The X-Office at Marvel has been taking strides to build an immersive mutant culture on Krakoa, and with this one line they’ve elevated their fictional culture above a real one — but not above all real ones. After all, Kitty’s funeral is not a ceremony devoid of all pre-existing tradition. She is fully clothed in her open casket, a nod to Christian burials where the body is dressed and embalmed in order to be viewed. The coins on Kitty’s eyes are Charon’s obol, an offering to the ferryman of Greek mythology; one coin to pay the way across the river Styx to the realm of the dead and one coin for the way back. And the burning ship is doubtlessly meant to invoke a Viking funeral. In no way can it be claimed that this is a truly secular service, just one devoid of Jewish traditions.
What an utter betrayal of everything the character stood for for decades. What a disgrace for a company, let alone an industry, that would not exist without the efforts and genius of Jewish creators.
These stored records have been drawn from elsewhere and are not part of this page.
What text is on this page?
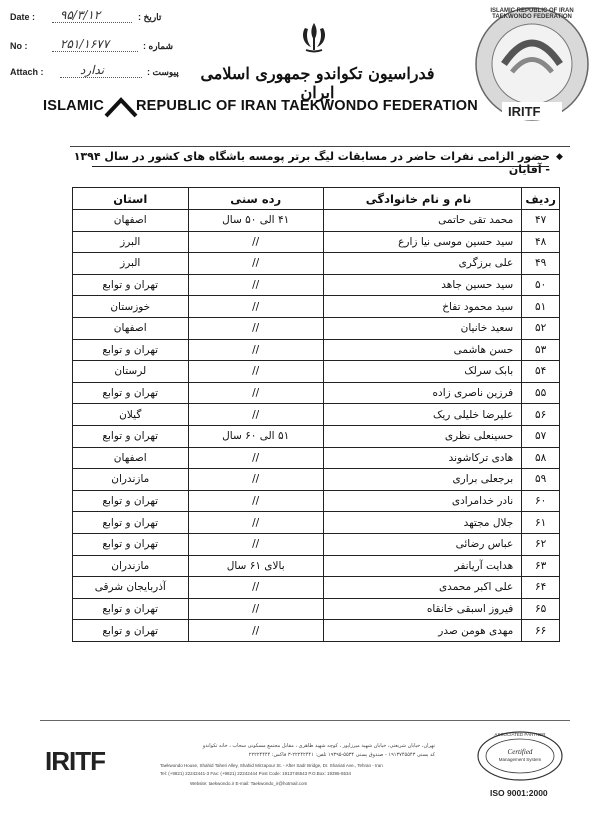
Date : ۹۵/۳/۱۲	: تاریخ
No :	۲۵۱/۱۶۷۷	: شماره
Attach :	ندارد	: پیوست	فدراسیون تکواندو جمهوری اسلامی ایران
ISLAMIC REPUBLIC OF IRAN TAEKWONDO FEDERATION
ISLAMIC REPUBLIC OF IRAN TAEKWONDO FEDERATION
IRITF
◆
حضور الزامی نفرات حاضر در مسابقات لیگ برتر پومسه باشگاه های کشور در سال ۱۳۹۴ - آقایان
ردیف	نام و نام خانوادگی	رده سنی	استان
۴۷	محمد تقی حاتمی	۴۱ الی ۵۰ سال	اصفهان
۴۸	سید حسین موسی نیا زارع	//	البرز
۴۹	علی برزگری	//	البرز
۵۰	سید حسین جاهد	//	تهران و توابع
۵۱	سید محمود تفاخ	//	خوزستان
۵۲	سعید خانیان	//	اصفهان
۵۳	حسن هاشمی	//	تهران و توابع
۵۴	بابک سرلک	//	لرستان
۵۵	فرزین ناصری زاده	//	تهران و توابع
۵۶	علیرضا خلیلی ریک	//	گیلان
۵۷	حسینعلی نظری	۵۱ الی ۶۰ سال	تهران و توابع
۵۸	هادی ترکاشوند	//	اصفهان
۵۹	برجعلی براری	//	مازندران
۶۰	نادر خدامرادی	//	تهران و توابع
۶۱	جلال مجتهد	//	تهران و توابع
۶۲	عباس رضائی	//	تهران و توابع
۶۳	هدایت آریانفر	بالای ۶۱ سال	مازندران
۶۴	علی اکبر محمدی	//	آذربایجان شرقی
۶۵	فیروز اسبقی خانقاه	//	تهران و توابع
۶۶	مهدی هومن صدر	//	تهران و توابع
IRITF	تهران، خیابان شریعتی، خیابان شهید میرزاپور ، کوچه شهید طاهری ، مقابل مجتمع مسکونی سحاب ، خانه تکواندو
کد پستی ۱۹۱۳۷۴۵۵۴۳ - صندوق پستی ۵۵۳۴-۱۹۳۹۵ تلفن: ۲۲۲۴۲۴۴۱-۳ فاکس: ۲۲۲۲۴۴۴۴
Taekwondo House, Shahid Taheri Alley, Shahid Mirzapour St. - After Sadr Bridge, Dr. Shariati Ave., Tehran - Iran
Tel: (+9821) 22242441-3 Fax: (+9821) 22242444 Post Code: 1913745543 P.O.Box: 19395-5534
Website: taekwondo.ir E-mail: Taekwondo_ir@hotmail.com
ASSOCIATED PARTNER
Certified
Management System
ISO 9001:2000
The mutant minority metaphor cannot work when by attempting to invent a completely fictional society it invokes the trauma of millions of real life minorities while simultaneously trampling over their representation.
Marauders #11 pays an extremely token bit of lip service to Kitty’s Jewish identity at the very last second, when Nightcrawler smiles over the fact that it took eighteen husk bodies to resurrect Kitty. Eighteen is the numerical value of the Hebrew word “chai,” meaning life. This would be a meaningful scene if it hadn’t followed on the heels of the burning of Kitty’s first body, but a little unexplained wink to Kitty’s Jewish identity doesn’t make up for — however unintentionally it might have been — invoking the violent deaths of millions of her people. I love Nightcrawler and his friendship with Kitty, but to have Nightcrawler, a character so Catholic he was once almost the pope, slide this information along feels disingenuous and borderline offensive. It positions a Christian character as the keeper of this Jewish knowledge rather than allowing a Jewish character like Magneto or Iceman to voice these thoughts about Kate’s resurrection in an issue already full to the brim with non-Jewish characters deciding what is best and most honorable for Kitty’s Jewish body. To have a Catholic character invoke the number eighteen without any other explanation in the issue is, to put it simply, not enough.
“We are not here to bury Kate Pryde,” says Xavier during Marauders #11. They’re only here to bury her Jewish identity. Kitty can only resurrect now that one more shovel of dirt has been thrown on it, one more piece of her lost.